Accumulating evidence continues to illustrate the wide range of ways that landscape structure can affect invasion processes and success, the reflexive ways in which invasions can influence landscape structure and function, and the influence of temporal stage of invasion on system state and landscape attributes. Landscape composition and configuration can create sources (or sinks) of individuals, influence movements and spread, and affect demography by mediating access to resources, species interactions, or disturbance regimes. Although species differ in their responses to landscape attributes depending upon their ecologies, the recent literature shows that invasive and/or overabundant species are often associated with landscapes that are fragmented, have corridors that facilitate spread, or include land uses that serve as sources of individuals or can provide resources. An increasing number of studies point to landscape legacies as being as important as current landscape pattern to invasion state. Our review also shows that many invasive and/or overabundant species can influence landscape structure by way of affecting keystone, foundation or engineering species, and by mediating species interactions in ways that elicit community-level change. In some instances, positive feedback cycles between landscapes and species can facilitate further invasion or population growth.

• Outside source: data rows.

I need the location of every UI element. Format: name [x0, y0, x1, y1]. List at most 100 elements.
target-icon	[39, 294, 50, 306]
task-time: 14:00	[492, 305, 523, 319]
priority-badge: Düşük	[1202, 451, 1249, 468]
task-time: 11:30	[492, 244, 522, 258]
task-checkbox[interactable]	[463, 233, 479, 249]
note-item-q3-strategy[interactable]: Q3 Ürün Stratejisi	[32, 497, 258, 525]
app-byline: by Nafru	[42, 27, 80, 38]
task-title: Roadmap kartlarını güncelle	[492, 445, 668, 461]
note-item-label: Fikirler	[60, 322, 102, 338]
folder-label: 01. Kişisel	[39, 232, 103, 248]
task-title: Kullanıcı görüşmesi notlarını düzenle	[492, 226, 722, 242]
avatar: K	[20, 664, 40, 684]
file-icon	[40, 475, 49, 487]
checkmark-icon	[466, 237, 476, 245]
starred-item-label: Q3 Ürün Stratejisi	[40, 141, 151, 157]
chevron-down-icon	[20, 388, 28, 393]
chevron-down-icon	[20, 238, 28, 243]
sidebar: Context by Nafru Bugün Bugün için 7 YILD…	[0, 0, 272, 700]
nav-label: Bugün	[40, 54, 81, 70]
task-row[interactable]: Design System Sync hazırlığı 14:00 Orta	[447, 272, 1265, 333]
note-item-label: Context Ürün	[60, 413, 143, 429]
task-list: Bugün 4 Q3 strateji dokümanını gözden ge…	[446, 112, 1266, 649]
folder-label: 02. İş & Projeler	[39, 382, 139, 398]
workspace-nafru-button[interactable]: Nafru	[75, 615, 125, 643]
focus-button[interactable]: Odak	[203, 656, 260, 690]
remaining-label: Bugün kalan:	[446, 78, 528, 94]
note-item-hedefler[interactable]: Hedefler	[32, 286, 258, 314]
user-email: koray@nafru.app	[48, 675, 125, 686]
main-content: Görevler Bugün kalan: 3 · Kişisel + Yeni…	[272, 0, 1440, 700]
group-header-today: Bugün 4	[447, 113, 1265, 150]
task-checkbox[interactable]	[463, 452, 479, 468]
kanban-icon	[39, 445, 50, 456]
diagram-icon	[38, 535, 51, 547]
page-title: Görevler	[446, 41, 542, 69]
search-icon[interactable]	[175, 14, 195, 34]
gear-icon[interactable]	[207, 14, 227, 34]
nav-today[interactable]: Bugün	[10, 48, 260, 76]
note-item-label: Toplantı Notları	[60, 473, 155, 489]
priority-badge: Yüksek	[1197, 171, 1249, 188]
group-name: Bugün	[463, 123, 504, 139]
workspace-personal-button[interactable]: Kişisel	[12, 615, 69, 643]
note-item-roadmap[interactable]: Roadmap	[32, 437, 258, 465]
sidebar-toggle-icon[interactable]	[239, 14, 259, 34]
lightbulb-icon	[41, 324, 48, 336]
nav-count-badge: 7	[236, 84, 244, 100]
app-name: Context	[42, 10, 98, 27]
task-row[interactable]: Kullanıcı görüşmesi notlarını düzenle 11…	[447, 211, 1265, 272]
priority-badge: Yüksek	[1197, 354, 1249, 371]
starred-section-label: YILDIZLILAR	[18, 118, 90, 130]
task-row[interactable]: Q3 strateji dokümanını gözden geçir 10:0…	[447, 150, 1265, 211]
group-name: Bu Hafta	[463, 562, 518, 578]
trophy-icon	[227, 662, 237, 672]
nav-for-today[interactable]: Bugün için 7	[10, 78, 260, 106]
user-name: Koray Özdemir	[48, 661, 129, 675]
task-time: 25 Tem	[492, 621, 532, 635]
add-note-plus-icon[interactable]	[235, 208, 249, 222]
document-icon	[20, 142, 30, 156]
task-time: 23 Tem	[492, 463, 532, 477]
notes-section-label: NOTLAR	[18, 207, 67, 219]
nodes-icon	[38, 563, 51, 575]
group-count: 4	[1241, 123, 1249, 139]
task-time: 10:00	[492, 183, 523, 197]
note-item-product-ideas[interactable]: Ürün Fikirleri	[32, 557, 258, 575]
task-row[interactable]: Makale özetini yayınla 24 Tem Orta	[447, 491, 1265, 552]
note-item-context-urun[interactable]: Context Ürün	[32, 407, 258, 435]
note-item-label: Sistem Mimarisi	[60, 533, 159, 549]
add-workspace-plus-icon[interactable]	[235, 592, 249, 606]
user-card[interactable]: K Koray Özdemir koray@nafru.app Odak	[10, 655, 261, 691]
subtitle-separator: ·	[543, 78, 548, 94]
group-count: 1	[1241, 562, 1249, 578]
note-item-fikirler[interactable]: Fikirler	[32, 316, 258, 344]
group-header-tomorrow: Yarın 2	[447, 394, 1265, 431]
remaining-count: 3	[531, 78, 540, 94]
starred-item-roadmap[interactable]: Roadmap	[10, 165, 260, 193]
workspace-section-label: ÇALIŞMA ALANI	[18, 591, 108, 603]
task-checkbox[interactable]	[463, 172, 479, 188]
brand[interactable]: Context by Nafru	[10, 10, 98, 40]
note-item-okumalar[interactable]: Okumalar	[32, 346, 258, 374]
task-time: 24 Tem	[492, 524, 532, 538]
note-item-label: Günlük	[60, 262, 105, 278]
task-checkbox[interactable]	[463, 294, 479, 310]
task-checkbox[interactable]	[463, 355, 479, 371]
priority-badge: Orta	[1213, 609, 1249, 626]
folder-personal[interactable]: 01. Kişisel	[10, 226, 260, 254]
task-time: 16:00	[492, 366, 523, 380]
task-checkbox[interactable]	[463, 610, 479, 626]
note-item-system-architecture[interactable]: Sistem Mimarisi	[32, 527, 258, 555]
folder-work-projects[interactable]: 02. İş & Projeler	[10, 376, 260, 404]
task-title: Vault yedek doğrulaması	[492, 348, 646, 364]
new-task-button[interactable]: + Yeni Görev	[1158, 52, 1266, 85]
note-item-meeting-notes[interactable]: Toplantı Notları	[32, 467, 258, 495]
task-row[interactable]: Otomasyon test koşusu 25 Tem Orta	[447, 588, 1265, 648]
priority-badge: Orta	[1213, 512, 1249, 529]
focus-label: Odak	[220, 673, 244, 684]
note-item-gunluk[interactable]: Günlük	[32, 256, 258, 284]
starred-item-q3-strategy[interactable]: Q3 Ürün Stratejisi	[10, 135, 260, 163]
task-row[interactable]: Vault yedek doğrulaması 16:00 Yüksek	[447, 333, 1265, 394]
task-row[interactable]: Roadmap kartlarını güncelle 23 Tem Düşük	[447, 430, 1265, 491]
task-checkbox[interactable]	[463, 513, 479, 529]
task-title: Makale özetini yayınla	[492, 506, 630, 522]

Given the importance of landscape structure on undesirable species, management should use an integrated landscape approach that identifies, in part based on landscape structure, the key places where efforts should be focused [101]. For instance, Porter et al. [102] used landscape resistance to identify specific islands where removal of mammalian mesopredators (raccoons, Procyon lotor and red fox, Vulpes vulpes) efforts would be most successful. Their data showed that islands recolonized after the removal of raccoons and red foxes had very low resistance values (i.e., energetically easier for the mammals to reach them). Likewise, invasion can be stemmed by restricting access to invasion hubs and disrupting connectivity within the landscape, as with cane toads and artificial water points in Australia [53]. Similarly, Bennett and Arcese [21] showed that the integrity of native plant communities was highest and rare species more likely to be detected in landscapes with naturally isolated fragments. These findings suggest that management actions to maintain or restore native communities may be most successful when they include measures to reduce suitability for undesirable species by careful site selection [13]. Some conservation approaches focus on modifying landscape structure to purposefully create barriers to reduce the spread of undesirable species, create refuges for native biodiversity, and reduce economic losses of invasions or other conflicts [103]. In the case of invasive insects or pathogens, establishing host-free barriers ahead of the front may slow spread and reduce damage, as was found for the invasive pathogen, Phytophthora ramorum, which causes sudden oak death [104]. Similar efforts to shield African ungulates from rinderpest by creating a cordon sanitaire around large reserves such as the Serengeti ecosystem of Tanzania helped contribute to the global eradication of that devastating disease [105, 106]. Ultimately, understanding interactions between landscape structure and invasive and/or overabundant species has the potential to improve cost-efficiency of conservation investments and better prioritize conservation actions.